ECLI:NL:CRVB:2021:113
Centrale Raad van Beroep
- Hoger beroep
- Rechtspraak.nl
Niet-ontvankelijkheid van hoger beroep wegens niet tijdig betalen griffierecht
In deze zaak heeft de Centrale Raad van Beroep op 19 januari 2021 uitspraak gedaan over de niet-ontvankelijkheid van het hoger beroep van appellant. Het hoger beroep was ingesteld tegen een uitspraak van de rechtbank Gelderland van 24 juli 2019. De Raad oordeelde dat het beroepschrift niet tijdig was ingediend, omdat het griffierecht niet binnen de gestelde termijn was betaald. Appellant had op 28 augustus 2020 een brief ontvangen waarin hij werd gewezen op de verschuldigdheid van het griffierecht van € 131,-, met de mededeling dat dit bedrag uiterlijk 28 dagen na verzending van de brief op de aangegeven bankrekening moest zijn bijgeschreven. Ondanks herhaalde aanmaningen heeft appellant het griffierecht niet tijdig voldaan.

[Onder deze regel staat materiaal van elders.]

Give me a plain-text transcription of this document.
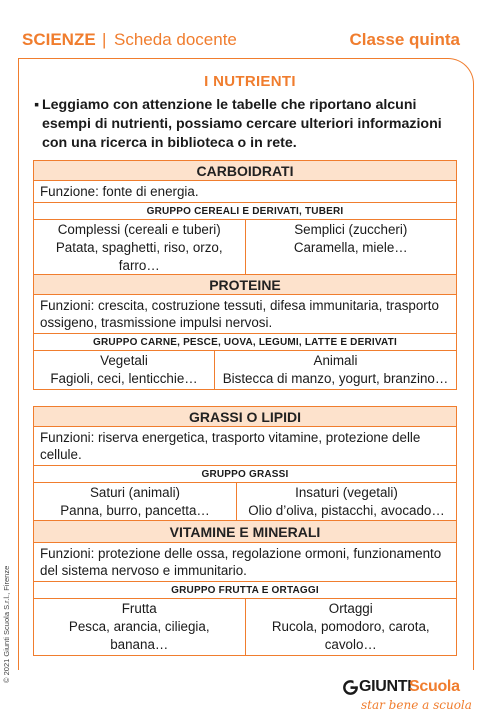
SCIENZE | Scheda docente	Classe quinta
I NUTRIENTI
▪ Leggiamo con attenzione le tabelle che riportano alcuni esempi di nutrienti, possiamo cercare ulteriori informazioni con una ricerca in biblioteca o in rete.
CARBOIDRATI
Funzione: fonte di energia.
GRUPPO CEREALI E DERIVATI, TUBERI
Complessi (cereali e tuberi)
Patata, spaghetti, riso, orzo, farro…
Semplici (zuccheri)
Caramella, miele…
PROTEINE
Funzioni: crescita, costruzione tessuti, difesa immunitaria, trasporto ossigeno, trasmissione impulsi nervosi.
GRUPPO CARNE, PESCE, UOVA, LEGUMI, LATTE E DERIVATI
Vegetali
Fagioli, ceci, lenticchie…
Animali
Bistecca di manzo, yogurt, branzino…
GRASSI O LIPIDI
Funzioni: riserva energetica, trasporto vitamine, protezione delle cellule.
GRUPPO GRASSI
Saturi (animali)
Panna, burro, pancetta…
Insaturi (vegetali)
Olio d’oliva, pistacchi, avocado…
VITAMINE E MINERALI
Funzioni: protezione delle ossa, regolazione ormoni, funzionamento del sistema nervoso e immunitario.
GRUPPO FRUTTA E ORTAGGI
Frutta
Pesca, arancia, ciliegia, banana…
Ortaggi
Rucola, pomodoro, carota, cavolo…
© 2021 Giunti Scuola S.r.l., Firenze
GIUNTI
Scuola
star bene a scuola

De Raad heeft vastgesteld dat het beroepschrift op 18 februari 2020 bij de Rechtbank was ontvangen en op 31 maart 2020 bij de Raad was binnengekomen. De termijn voor het indienen van het beroepschrift was zes weken na de bekendmaking van de uitspraak van de rechtbank, die op 24 juli 2019 had plaatsgevonden. De Raad concludeerde dat het beroepschrift niet tijdig was ingediend en dat er geen reden was om aan te nemen dat appellant niet in verzuim was geweest. Daarom werd het hoger beroep kennelijk niet-ontvankelijk verklaard, zonder verder onderzoek.
De uitspraak benadrukt het belang van tijdige betaling van griffierechten en de gevolgen van het niet naleven van deze verplichtingen voor de ontvankelijkheid van hoger beroep. De Raad heeft geen aanleiding gezien voor een proceskostenveroordeling.